Академик Миллер был высок, широкоплеч и силен.

— Недаром, когда я проезжал через земли прусского короля, который любит солдат высокого роста, то не знал, как отделаться от вербовщиков. Они то и дело предлагали мне за хорошую плату записаться в гренадеры, — рассказывал он со смехом.

Миллер тоже любил удобства городской жизни, но был очень деятелен и подвижен.

Гмелин редко терял самообладание, а Миллер легко возмущался и начинал горячиться. Гмелин был важен, но всегда учтив и обходителен, а Миллер угловат и нередко грубоват. Но они дружили друг с другом. Гмелин был на четыре года моложе Миллера, но казался старше своих лет. Разница в возрасте между ними не была заметна.

Оба любили книги и с увлечением занимались научными исследованиями. Гмелин успел изучить медицину, химию и ботанику. Эта последняя наука его особенно интересовала, и он главным образом занимался ею, хотя числился профессором химии.

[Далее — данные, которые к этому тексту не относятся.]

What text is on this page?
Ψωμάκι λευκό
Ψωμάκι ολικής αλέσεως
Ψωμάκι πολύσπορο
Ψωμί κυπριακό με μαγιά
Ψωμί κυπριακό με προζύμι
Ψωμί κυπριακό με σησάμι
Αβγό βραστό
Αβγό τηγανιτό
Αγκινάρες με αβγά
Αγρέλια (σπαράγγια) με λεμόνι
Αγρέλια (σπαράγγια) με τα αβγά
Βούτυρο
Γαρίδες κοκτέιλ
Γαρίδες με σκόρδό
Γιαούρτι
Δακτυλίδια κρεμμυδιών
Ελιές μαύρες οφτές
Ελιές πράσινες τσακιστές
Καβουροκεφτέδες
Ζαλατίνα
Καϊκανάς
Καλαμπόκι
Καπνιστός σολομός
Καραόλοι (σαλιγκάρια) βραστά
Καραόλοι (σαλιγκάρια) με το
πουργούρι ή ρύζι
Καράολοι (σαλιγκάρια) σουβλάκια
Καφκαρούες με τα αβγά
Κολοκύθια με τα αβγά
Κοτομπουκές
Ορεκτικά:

А Миллер изучал не только историю. Он интересовался исследованием жизни разных народов, в то время лишь начинавшим складываться в особую науку — этнографию. Одновременно он занимался географией и придавал большое значение собиранию статистических сведений.

Миллер стал изучать русскую историю, потому что в то время никто из ученых ею не занимался. Можно было скоро приобрести известность, начав издавать летописи и другие источники, еще никем не опубликованные. В сибирских архивах можно было найти громадное количество старинных указов и документов, интересных историку.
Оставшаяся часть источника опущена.